March 7 ------ In honor of International Women’s Month this March, we celebrate three generations of women—Laurice Guillen, Sunshine Cruz and Therese Malvar—who played characters that showed strength, resilience and great love for family in Jay Altarejos’ tragic drama “Guardia de Honor.”

 

The film, which will have its world premiere at an A-list European international film festival in April, is all about “the emancipation of womanhood,” said Altarejos, who also wrote and edited it. “While it’s a story of a family, it also attempts to ask the question, ‘What kind of family breeds a killer?’ It’s a family that’s seemingly happy, educated and moneyed. But as the movie progresses, you will see that it is dysfunctional. How far does this dysfunction go?” “Guardia de Honor” is based on the story of an off-duty policeman who shot dead at point-blank range his elderly female neighbor and her son in Paniqui, Tarlac, in 2020. “While this was the inspiration, deep within, the story is the triumph—even at a very small scale, even though it happened only inside their home—of women against society,” he declared.
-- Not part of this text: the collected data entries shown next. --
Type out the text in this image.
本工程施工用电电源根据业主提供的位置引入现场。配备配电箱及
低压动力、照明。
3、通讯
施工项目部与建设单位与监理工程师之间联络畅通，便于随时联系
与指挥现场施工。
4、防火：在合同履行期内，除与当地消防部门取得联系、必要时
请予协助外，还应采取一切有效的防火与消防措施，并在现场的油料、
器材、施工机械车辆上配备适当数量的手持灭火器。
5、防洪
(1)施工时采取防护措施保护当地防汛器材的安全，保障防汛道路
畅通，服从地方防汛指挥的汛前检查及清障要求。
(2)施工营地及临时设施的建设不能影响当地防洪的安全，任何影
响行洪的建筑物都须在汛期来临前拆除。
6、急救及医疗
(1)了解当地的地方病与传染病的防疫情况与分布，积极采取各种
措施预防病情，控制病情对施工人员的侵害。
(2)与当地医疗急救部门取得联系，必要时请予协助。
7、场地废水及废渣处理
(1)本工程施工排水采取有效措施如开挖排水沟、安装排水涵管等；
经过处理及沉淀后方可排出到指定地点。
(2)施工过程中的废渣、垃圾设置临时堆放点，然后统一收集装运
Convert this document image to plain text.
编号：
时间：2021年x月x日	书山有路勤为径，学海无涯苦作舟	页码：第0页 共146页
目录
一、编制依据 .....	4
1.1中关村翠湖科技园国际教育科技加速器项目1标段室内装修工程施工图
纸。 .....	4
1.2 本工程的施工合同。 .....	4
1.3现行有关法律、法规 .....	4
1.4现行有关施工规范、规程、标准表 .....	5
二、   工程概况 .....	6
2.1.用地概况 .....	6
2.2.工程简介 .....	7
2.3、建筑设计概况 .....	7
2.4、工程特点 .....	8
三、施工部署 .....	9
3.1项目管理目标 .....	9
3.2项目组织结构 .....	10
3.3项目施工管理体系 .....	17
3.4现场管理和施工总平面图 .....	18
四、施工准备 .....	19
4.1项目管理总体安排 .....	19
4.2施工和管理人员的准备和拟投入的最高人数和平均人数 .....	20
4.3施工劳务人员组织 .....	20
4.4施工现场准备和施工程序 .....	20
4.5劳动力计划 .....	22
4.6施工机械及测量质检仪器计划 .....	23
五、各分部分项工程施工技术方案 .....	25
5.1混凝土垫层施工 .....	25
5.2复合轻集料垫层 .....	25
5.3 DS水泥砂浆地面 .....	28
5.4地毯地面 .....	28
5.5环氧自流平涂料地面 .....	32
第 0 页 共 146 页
Malvar plays Marie, “who is the very timid, reserved daughter of Eddie Boy (Allen Dizon). The three women are going through something difficult individually, but are linked through this weird relationship,” explained Malvar. “We will eventually discover why she chooses to be quiet, why she is always awkward when her father is around. What his father does to her results in boiling anger and resentment toward him.”

 

Family honor

Cruz is Minda, Marie’s aunt. “She is also timid and lacks confidence. She allows Mamang Anita (Guillen) to treat her like a helper. She cooks, does the laundry, helps bathe her niece, but whatever she does is never enough. There’s also this bigger and darker secret that Minda keeps, something that happened when she was with her late father,” she explained. Mamang Anita shows the same feelings, sentiments and intuition of a wife and mother, as she tries to bury guilt within her, explained Guillen. “I think she’s a tortured character. She has the natural instinct to protect the people she loves. There’s also the inclination to hide the sins of the family, particularly of her husband and son. I suppose that, all her life, she is bothered by her conscience. Two forces are at play—one for self-preservation, or her family’s, and the other force is her relationship with God,” Laurice began. “There’s this important scene when she finally decides to protect the female members of her family. At the same time, she becomes the guardian of the family’s honor. That’s the irony there, because it’s really a dishonor, especially in the eyes of God,” Guillen explained.

 

To be a woman

Similar to their characters, the three women are in different phases of their lives, but all agree that today is a great time to be a woman. “Women of our generation are blessed to have independence and confidence, largely because the women of generations before ours made sure of this. They actually told us to believe in ourselves, to not say, ‘Hindi ka babae lang. Babae ka.’ Because of that, it made us more vocal, more empowered and stronger. Even in our young age, we are able to make confident decisions when it comes to our future,” said Malvar. Guillen, however, has an interesting take on the topic. “I was born a woman, raised a woman, had a relationship and got married to a man, and eventually had children. I suppose I can say that I’m fulfilled as a woman. Of course, there are opportunities, largely I think during the important turns in my life, but I was the one who made the decisions. I would say I’m lucky that I don’t live in a culture that prohibits a woman from making choices,” she added. For Cruz, Malvar and Guillen, today is about encouraging women like Minda, Marie and Anita to remain hopeful and find the courage to speak up. “I’m an introvert. I stay at home whenever I don’t have work, so I reach out to people through social media. It is where I post things that can inspire single moms, or women in general. My life is an open book. You know how I managed to survive the most difficult time in my life. I post not to boast but to inspire others, to say that when you fall, you can eventually get up and dust yourself,” he pointed out.

 

Voice

Meanwhile, Malvar said she hoped she was able to impact others, especially whenever she would participate in talks and roundtable discussions on certain issues concerning women. “As a film producer, I also hope to work with women, to be part of a women-led production team that creates stories that are also women-driven,” said Malvar. Guillen, who is one of the first women filmmakers in the country, added: “When I first ventured into directing, it was only Rosa Mia [who started directing films in the 1950s]. I don’t know how many movies she made. Also, Marilou Diaz-Abaya [as a drama director]preceded me by a year, as well as Maria Saret, who was an action director. When you think of it, you will not venture into directing if you’re the type who gets scared easily,” she pointed out. “At the time, I had to be a director because the films I saw, even those that are generally regarded as good, still failed to depict women’s intuition and point of view. I felt that there’s something I could contribute—the voice of a woman.”